Ci risiamo, il dittatore mette a tacere gli oppositori. L’arresto di Aleksej Navalny, noto (ai più da oggi) blogger russo e segretario del Partito del Progresso anti Putin, ha suscitato sdegno e riprovazione da far invidia a Solženitsyn (in effetti con lui gli stessi indignati di oggi ebbero qualche remora in più). Si tratta di un coraggioso uomo libero che prova a ribellarsi alle imposizioni del potente zar nemico della democrazia, guai a metterlo in dubbio. Ecco allora la corazzata Potemkin della narrazione progressista italiana dissotterrare l’ascia dei diritti umani per dare inizio al contrattacco.

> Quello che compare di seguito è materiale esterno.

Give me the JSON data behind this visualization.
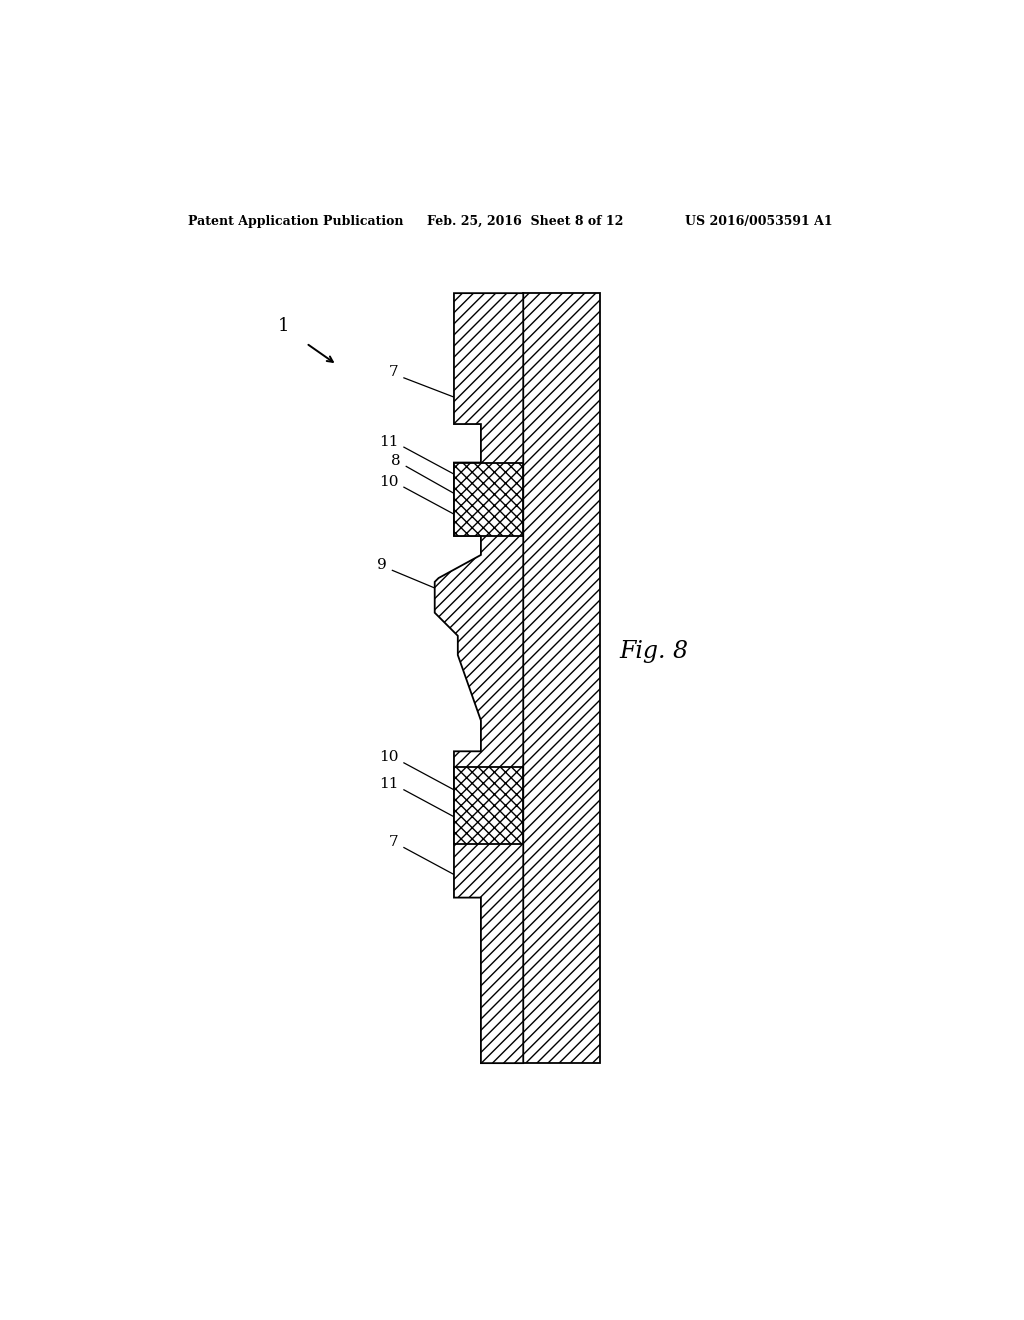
{
  "background_color": "#ffffff",
  "header_left": "Patent Application Publication",
  "header_center": "Feb. 25, 2016  Sheet 8 of 12",
  "header_right": "US 2016/0053591 A1",
  "fig_label": "Fig. 8",
  "line_color": "#000000"
}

L’armata dei più buoni non ha indugiato, a partire dall’onnipresente contro gli onnipotenti di turno “L’Espresso”, che scrive: “Nessuno provoca davvero i poliziotti. In realtà non abbiamo mai visto una dimostrazione così pacifica e sorridente. L’età media è sui 25 anni. E’ una giornata di sole. A Mosca ancora non è primavera, ma quasi”. In realtà si trattava di una manifestazione non autorizzata, proprio perché il promotore Navalny si era rifiutato di sfilare altrove come chiesto dalle autorità russe e da alcuni attivisti stessi anti Putin che avevano proposto di tenerla in altre zone della città. Ma L’Espresso non ha dubbi: “è la più grande protesta contro Vladimir Putin e il suo governo dal 2012 – scrive il settimanale di De Benedetti – il modo civile in cui si è svolta e la severità con cui è stata repressa, con l’ennesimo arresto del leader che l’ha ispirata, Alexey Navalny, e di centinaia di altre persone, indicano come in Russia esista un’opposizione decisa, moderata e responsabile, e quanto il Cremlino tema la piazza”. Sembra la descrizione di una Nazione in rivolta contro un dittatore con i giorni contati. Peccato che in piazza a manifestare siano scese 7-8 mila persone, 600 delle quali arrestate. Tra questi lo stesso Navalny che rischia anche “una multa e lavori obbligatori”. Altro che gulag.
Ma chi è davvero questo paladino della democrazia che farebbe così tanta paura a Putin? Blogger russo di 41 anni, ha studiato all’università di Yale per poi fondare nel 2005 il gruppo politico Democrazia Alternativa, finanziato dalla ong americana NED (National Endowment for Democracy), a sua volta finanziata dal Congresso degli Stati Uniti d’America, come riportato sul sito stesso della ong. Il patriottismo è indubbio quindi. Navalny è considerato il principale oppositore di Putin dalla gran parte dei media internazionali, nonostante che un sondaggio del Levads Center datato gennaio 2015 rivelasse che soltanto il 49% dei cittadini russi ne aveva sentito parlare e appena il 10% provava simpatia per il personaggio. Nel 2013 Navalny è stato poi arrestato per appropriazione indebita di mezzo milione di dollari, finendo dopo un solo giorno ai domiciliari. Sempre nel 2013 insieme al fratello Oleg, ha subito un’altra condanna per frode e appropriazione indebita. L’anno successivo ha di nuovo subito una condanna, dal tribunale di Mosca, per truffa e riciclaggio. Non esattamente un curriculum limpido, eppure sufficiente per essere osannato come eroe democratico dalla buona stampa liberal nostrana. A cui segnaliamo un piccolissimo cortocircuito: nel 2006 Navalny balzò alle cronache per il supporto alla Marcia Russa ultranazionalista. Lo stesso partito cui all’epoca apparteneva il blogger anti Putin la giudicò una manifestazione “fascista, nazista e xenofoba”. Stesse accuse che gli stessi suoi sodali hanno lanciato ieri contro Putin. Come dire, almeno mantengono una certa coerenza terminologica.